Netzer's research achievements include the first successful reverberation mapping of very luminous AGN at high redshift and the most detailed reverberation mapping of a local AGN using the Hubble Space Telescope. His group also characterized the properties of thin accretion disks in AGNs, including measuring black hole spin. They also investigated the effects of high Eddington ratios in slim accretion disks on the surrounding gas.

===Black hole mass measurements===
The 1989-2000 study led by Netzer's group and his student established a method for reliably measuring the masses of supermassive black holes using emission line lags in variable AGNs.
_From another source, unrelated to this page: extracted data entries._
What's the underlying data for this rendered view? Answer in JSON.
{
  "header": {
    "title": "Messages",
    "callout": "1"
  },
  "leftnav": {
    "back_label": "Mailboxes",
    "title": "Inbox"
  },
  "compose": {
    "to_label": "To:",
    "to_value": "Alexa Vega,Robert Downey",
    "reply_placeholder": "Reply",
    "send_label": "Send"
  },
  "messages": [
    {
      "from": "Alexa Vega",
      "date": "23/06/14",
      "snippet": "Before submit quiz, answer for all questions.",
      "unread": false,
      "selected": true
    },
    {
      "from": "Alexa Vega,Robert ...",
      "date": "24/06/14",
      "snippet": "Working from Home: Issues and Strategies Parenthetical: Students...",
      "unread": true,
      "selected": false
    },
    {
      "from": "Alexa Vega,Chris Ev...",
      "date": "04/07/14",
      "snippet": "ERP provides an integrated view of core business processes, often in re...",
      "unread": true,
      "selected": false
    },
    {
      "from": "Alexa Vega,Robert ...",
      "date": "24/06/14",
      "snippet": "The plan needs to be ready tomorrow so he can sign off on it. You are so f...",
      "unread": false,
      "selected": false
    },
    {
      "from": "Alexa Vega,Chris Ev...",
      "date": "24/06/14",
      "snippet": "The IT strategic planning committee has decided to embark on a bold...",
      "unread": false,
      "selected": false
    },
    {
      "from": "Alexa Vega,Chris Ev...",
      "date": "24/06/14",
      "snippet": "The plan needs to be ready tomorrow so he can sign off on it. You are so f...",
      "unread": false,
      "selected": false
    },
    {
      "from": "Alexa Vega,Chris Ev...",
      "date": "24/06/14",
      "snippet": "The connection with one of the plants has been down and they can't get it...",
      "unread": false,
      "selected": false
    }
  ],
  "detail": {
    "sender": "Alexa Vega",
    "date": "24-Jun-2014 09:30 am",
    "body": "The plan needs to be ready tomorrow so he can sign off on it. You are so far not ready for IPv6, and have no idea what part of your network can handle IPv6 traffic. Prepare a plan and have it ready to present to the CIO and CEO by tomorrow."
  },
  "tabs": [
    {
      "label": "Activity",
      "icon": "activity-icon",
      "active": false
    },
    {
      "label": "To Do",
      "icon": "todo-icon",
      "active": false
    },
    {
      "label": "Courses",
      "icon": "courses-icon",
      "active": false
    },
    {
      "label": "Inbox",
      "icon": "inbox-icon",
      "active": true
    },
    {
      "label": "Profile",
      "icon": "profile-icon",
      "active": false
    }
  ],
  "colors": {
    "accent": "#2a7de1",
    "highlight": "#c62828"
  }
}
This method has become the standard technique for determining black hole masses in active galaxies across the universe.

===AGN-galaxy connection===
Netzer focused on the relationship between active black holes and their host galaxies, particularly in star-forming galaxies and Ultraluminous Infrared Galaxies (ULIRGs). With his students and other collaborators, he initiated and led several studies of the most luminous AGNs and star-forming galaxies in the early universe, about 1.2 billion years after the Big Bang.

===Other research areas===
Netzer has also contributed to significant topics such as AGN unification, the nature of post-starburst galaxies, the nature of the X-ray emission in AGNs and the combined line and continuum variations from the BLR and the central accretion disk.

== Awards and fellowships ==
● Jack Adler Chair of Extragalactic Astronomy, Tel Aviv University (1994–2011)

● Foreign Associate of the Royal Astronomical Society, U.K. (2003)

● Lise Meitner–Alexander von Humboldt Research Award (2005)

● Weizmann Prize in Exact Sciences (2005)

● Fellow of the Israel Physical Society (2018)

== Books and publications ==
Netzer has authored more than 300 research papers in refereed scientific journals and seven books in Hebrew and English, covering astronomy from elementary school to university level as well as popular science.

His 2013 textbook The Physics and Evolution of Active Galactic Nuclei (Cambridge University Press) provides a comprehensive exploration of AGNs, their structure, physics, and evolution.

=== Books in English ===
- Active Galactic Nuclei (1990)
- The Physics and Evolution of Active Galactic Nuclei (2013) ISBN 9781107021518
- The Crowded Cosmos: A Definitive Review of Intelligent Life Beyond Earth (2023) ISBN 9798853316645 (with Ami Ben Bassat)

=== Books in Hebrew ===
For a complete list of Netzer's Hebrew-language books, see Netzer's books page: https://hagainetzer.sites.tau.ac.il/books/

=== Selected publications ===
● Kaspi, S., Smith, P. S., Netzer, H., et al. (2000). "Reverberation Measurements for 17 AGNs." Astrophysical Journal, 533, 631.

● Netzer, H. (2015). "Revisiting the Unified Model of Active Galactic Nuclei." Annual Review of Astronomy and Astrophysics, 53, 365–408.

● Kaspi, S., Brandt, W. N., Netzer, H., et al. (2007). "Reverberation Mapping of High-Luminosity Quasars." ApJ, 659, 997.